Master of the High Court
- In office 14 May 2001 – 8 April 2022
- Nominated by: Government of Ireland
- Preceded by: Harry Hill
- Succeeded by: Vacant

Personal details
- Born: April 1952 (age 73–74)
- Alma mater: King's Inns;

= Edmund Honohan =

Irish barrister, Master of the High Court

Edmund Honohan (born April 1952) is an Irish barrister who was the Master of the High Court from 2001 to 2022.

== Early life ==
Honohan is from Glasnevin and is the brother of Patrick Honohan. He was called to the Bar in 1975 and became a senior counsel in 1995. He was involved with Fianna Fáil early in his career, where he assisted with the writing of the party's manifesto for the 1977 general election. Bertie Ahern was selected ahead of him to contest the 1977 election in Dublin Finglas. He advised the Minister for Economic Planning and Development Martin O'Donoghue between 1977 and 1979. He acted in cases involving company law, judicial review, chancery, employment law and personal injuries.

== Master of the High Court ==
He was interviewed for the position of Master of the High Court in 2001 and was appointed in May 2001. He succeeded Harry Hill. He unsuccessfully asked to be nominated to the European Court of Justice in 2008 and the Supreme Court of Ireland in 2014.

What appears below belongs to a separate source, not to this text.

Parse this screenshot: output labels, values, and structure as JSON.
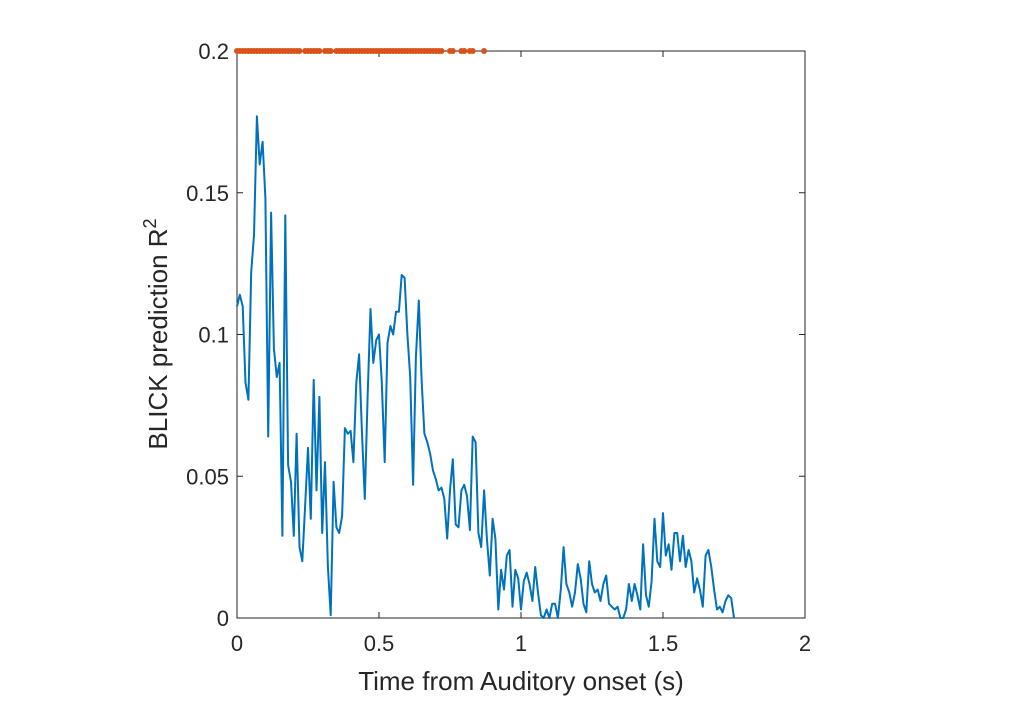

He criticised the regulation of solicitors in 2005. In 2018, he used a hammer to a break a window in the Four Courts due to his concerns over the ventilation in the Master's Court.

He retired in April 2022.

=== Debt cases ===
Since the post-2008 Irish economic downturn, much of his case load has involved debt enforcement and repossession cases, often dealing with up to 200 cases a week. According to the Business Post, he has been considered a "debtors' champion". The President of the High Court Peter Kelly transferred the hearing of motions to seek final judgment in debt enforcement proceedings from the Master to judges of the High Court in January 2019.

The High Court granted an injunction in 2014 restraining him from acting upon a referral he made to the Director of Public Prosecutions regarding alleged perjury by Allied Irish Banks in a debt recovery case. Iseult O'Malley later held in 2015 that he had no power to make such a referral and quashed his order to strike out the action.

In 2018, Honohan drafted the National Housing Co-Operative and Fair Mortgage Bill, which he provided to Fianna Fáil. It sought to stop the eviction of homeowners in arrears until the house was sold and to provide for co-operatives to purchase such houses.